Another legacy of NCLB

Each week, Symposium provides a blogging forum for the week’s featured article. This week’s author is Prof. Linda Essig. You can read her blog here and follow her on Twitter @LindaInPhoenix.Tens of thousands of freshman are starting at colleges and universities this week. Today, I’ll meet the freshman class in my own department. Most of these are eighteen-year-olds whose entire primary and secondary education was governed by No Child Left Behind. These are students who have been taught that questions have one right answer, and they have been indoctrinated to believe that if they don’t know it, the fate of their entire school will be affected.

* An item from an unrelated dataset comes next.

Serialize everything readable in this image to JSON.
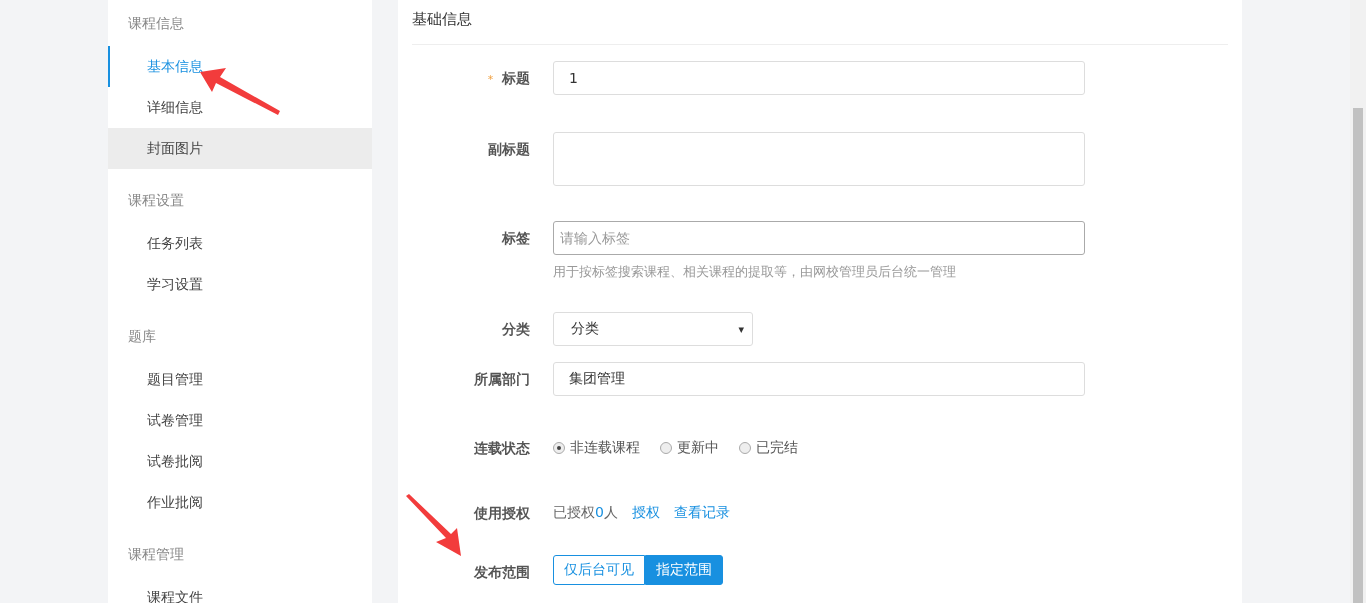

This high-stakes testing affects the way these students think and, most importantly for the faculty, the way they learn, which is what I discuss in my article. The laser-beam focus on STEM education (short-hand for science, technology, engineering and math) over the last five years, coupled with budget cuts that disproportionately affected arts programming, mean that these students, like their Chinese counterparts about whom I wrote, may never have an arts experience, and with it, the opportunity for open-ended creative expression.

The next four years will be challenging ones for faculty in humanities and arts as these students work their way through the higher education system. Hopefully – and with a nod to W.B. Yeats — the faculty will be able to not only fill their buckets, but light the fires of their creativity.